Barbara Brown Taylor wrote that in order to discern the hidden figure, ‘it is often necessary to cross our eyes or stand on our head to see differently..... when the earth and sky are reversed and its entirely plausible that lawns may grow down instead of up....... then its entirely possible to see the hidden” because we are approaching it on its own terms and not on our own. So whatever we decide to give up or take on for Lent let it be to shift our perspective and allow us to see God in new and unexpected ways.
Our Lenten journey must be more then making new years resolutions and talk about sin must be more then confessing and being forgiven.

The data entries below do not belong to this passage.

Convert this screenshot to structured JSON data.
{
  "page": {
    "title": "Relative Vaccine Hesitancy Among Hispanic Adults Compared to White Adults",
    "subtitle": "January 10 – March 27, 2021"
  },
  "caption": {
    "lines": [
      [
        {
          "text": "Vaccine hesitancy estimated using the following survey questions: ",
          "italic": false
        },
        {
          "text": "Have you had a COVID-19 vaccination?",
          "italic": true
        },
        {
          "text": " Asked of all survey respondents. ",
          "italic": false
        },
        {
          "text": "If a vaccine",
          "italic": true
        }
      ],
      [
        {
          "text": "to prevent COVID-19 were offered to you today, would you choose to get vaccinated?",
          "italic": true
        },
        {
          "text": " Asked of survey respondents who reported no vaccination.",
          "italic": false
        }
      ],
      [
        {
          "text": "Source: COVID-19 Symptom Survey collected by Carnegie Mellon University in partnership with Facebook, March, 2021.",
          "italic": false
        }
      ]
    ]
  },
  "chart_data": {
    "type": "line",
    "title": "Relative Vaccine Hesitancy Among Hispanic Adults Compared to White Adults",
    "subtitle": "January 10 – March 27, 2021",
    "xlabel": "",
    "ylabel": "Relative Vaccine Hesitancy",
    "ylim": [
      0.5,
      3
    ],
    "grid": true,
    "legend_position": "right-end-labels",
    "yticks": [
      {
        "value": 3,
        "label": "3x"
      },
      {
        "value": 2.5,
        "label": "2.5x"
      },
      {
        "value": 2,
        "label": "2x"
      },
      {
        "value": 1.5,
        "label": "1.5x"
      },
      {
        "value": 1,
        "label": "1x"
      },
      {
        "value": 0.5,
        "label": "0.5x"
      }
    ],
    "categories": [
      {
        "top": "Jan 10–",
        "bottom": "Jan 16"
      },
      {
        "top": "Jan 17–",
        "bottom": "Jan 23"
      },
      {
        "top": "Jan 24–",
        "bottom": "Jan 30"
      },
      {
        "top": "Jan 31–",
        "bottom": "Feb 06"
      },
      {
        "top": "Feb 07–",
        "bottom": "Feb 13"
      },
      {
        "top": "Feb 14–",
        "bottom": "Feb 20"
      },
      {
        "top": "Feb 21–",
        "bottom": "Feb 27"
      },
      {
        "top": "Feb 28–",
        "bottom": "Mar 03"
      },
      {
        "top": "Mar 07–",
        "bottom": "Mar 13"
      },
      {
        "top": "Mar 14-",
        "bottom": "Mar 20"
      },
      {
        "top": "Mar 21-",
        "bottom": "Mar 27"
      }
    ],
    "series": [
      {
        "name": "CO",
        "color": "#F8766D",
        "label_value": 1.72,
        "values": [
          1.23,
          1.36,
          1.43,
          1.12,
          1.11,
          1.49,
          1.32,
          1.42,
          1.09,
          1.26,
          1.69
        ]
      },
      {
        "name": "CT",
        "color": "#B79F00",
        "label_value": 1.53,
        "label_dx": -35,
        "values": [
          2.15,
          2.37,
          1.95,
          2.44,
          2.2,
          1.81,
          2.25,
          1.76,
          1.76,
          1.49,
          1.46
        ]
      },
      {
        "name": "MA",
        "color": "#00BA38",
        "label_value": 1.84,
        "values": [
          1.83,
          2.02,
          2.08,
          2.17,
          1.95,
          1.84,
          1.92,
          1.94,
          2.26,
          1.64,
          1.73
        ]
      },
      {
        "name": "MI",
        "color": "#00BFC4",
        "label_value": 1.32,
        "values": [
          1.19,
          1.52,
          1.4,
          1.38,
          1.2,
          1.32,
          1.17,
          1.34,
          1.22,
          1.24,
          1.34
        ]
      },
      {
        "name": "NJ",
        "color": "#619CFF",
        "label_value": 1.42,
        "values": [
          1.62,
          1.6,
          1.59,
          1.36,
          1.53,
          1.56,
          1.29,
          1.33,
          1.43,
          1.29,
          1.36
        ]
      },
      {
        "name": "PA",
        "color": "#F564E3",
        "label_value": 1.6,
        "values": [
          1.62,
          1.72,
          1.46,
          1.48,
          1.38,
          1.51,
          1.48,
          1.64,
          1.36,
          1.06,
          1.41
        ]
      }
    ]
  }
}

We need to understand that God’s grace is more then the remission of our sins, God’s grace is a gift to us and accepting that grace is a a gift of re-Creation,new vision, new behaviors, new lives.
We enter into a season of preparation for Easter by confronting our own mortality and the brevity of our time here on earth, ashes sketched on our forehead in the shape of a cross, and hearing the words “remember you are dust and to dust you shall return”, reminding us that life is uncertain and transient and we don’t have time to waste. that this day, not tomorrow, not next week, or next year, but now, right now, the trumpet is blowing calling us to return to the Lord.
Ash Wednesday dares us to live each moment as if we belong to God to take each moment, each breath we take, as the gift that it is and give up the foolish notion that our lives or our salvation is in our own hands.
On Ash Wednesday God leaves his fingerprint on our foreheads and if we are very quiet and listen, we will hear him whisper in our ear “follow me” and as we start our journey we will need to heed Paul who reminds us that even the most holy life is filled with the good, and the bad, joys and sorrows. Lent is not 40 days to better living, Lent is 40 days to new life.
So let us accept the invitation we have been given and journey to Jerusalem to the foot of the cross and to the tomb, and know absolutely, that it is not the end for us, but just the beginning.